Несколько секунд Рада холодно смотрела в его начинающие затуманиваться безумием глаза, но все же кивнула, решив не спорить. В конце концов, матерью она ему не была, и учить его жизни ей явно не стоило. Да и в любом случае, они с Лиарой могут просто уехать вперед, если дела станут совсем плохи, а Алеор, поправившись, потом догонит их.
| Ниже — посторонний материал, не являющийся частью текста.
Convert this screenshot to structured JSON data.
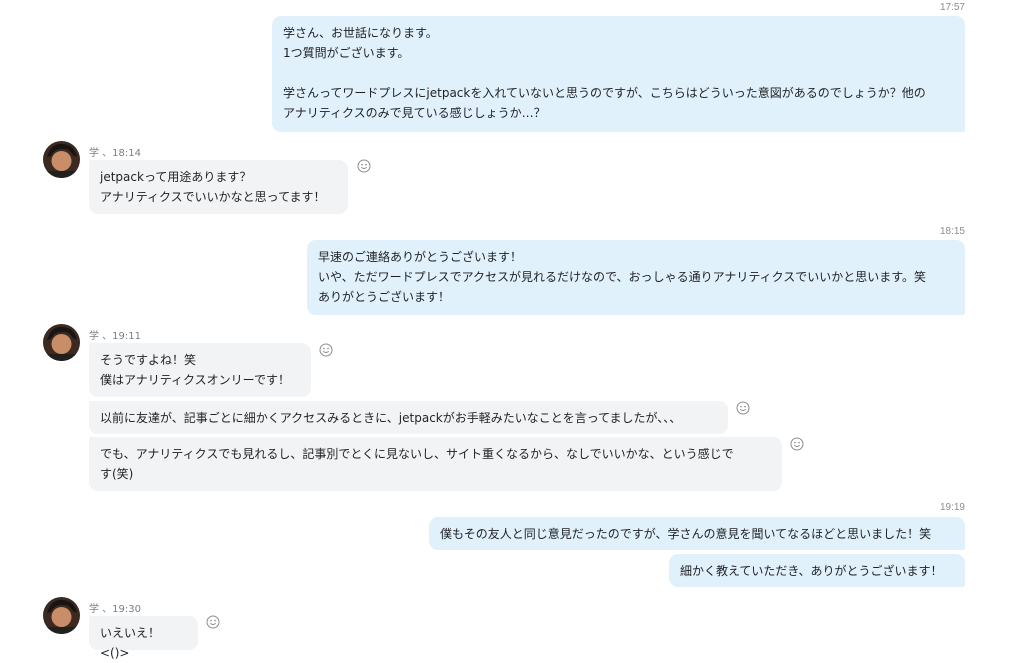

Имя «Тваугебир», которым окрестили его люди много веков назад, означало не только Убийцу Тварей. У этого старого эльфийского слова, звучащего на самом деле как «таугевире», было и другое чтение — «тот, кто сдерживает тварь», «тот, кто борется с тварью». И это толкование было гораздо ближе к истине. Под сердцем у Алеора жил демон, охочий до крови монстр, проклятье его рода, передавшееся ему от самого Ирантира, и время от времени он вырывался наружу.

Собственными глазами Рада никогда не видела того, как это происходит, но Алеор скупо рассказал ей, что именно с ним творится во время таких приступов, когда они ночь напролет пили ром пару лет назад после штурма Ламелле. Она не все помнила из его рассказа, не все поняла из-за крепкого рома и лютой усталости после почти что трехдневного беспрерывного боя, но ясно усекла для себя одно: если эльф долго не убивал, в голове у него что-то переключалось, и вместо Алеора в мир выходил монстр без тени осознания, крушащий и уничтожающий все вокруг себя, утихомирить которого невозможно было никаким способом. Тваугебир уходил лишь тогда, когда напивался крови вдоволь, практически купался в ней. После этого глаза Алеора потухали, становясь задумчивыми и холодными, он замыкался в себе, почти переставал разговаривать и вполне мирно уживался с окружающими до наступления следующего кризиса. И, учитывая его яд и едкость в последние дни, этот кризис действительно был близко.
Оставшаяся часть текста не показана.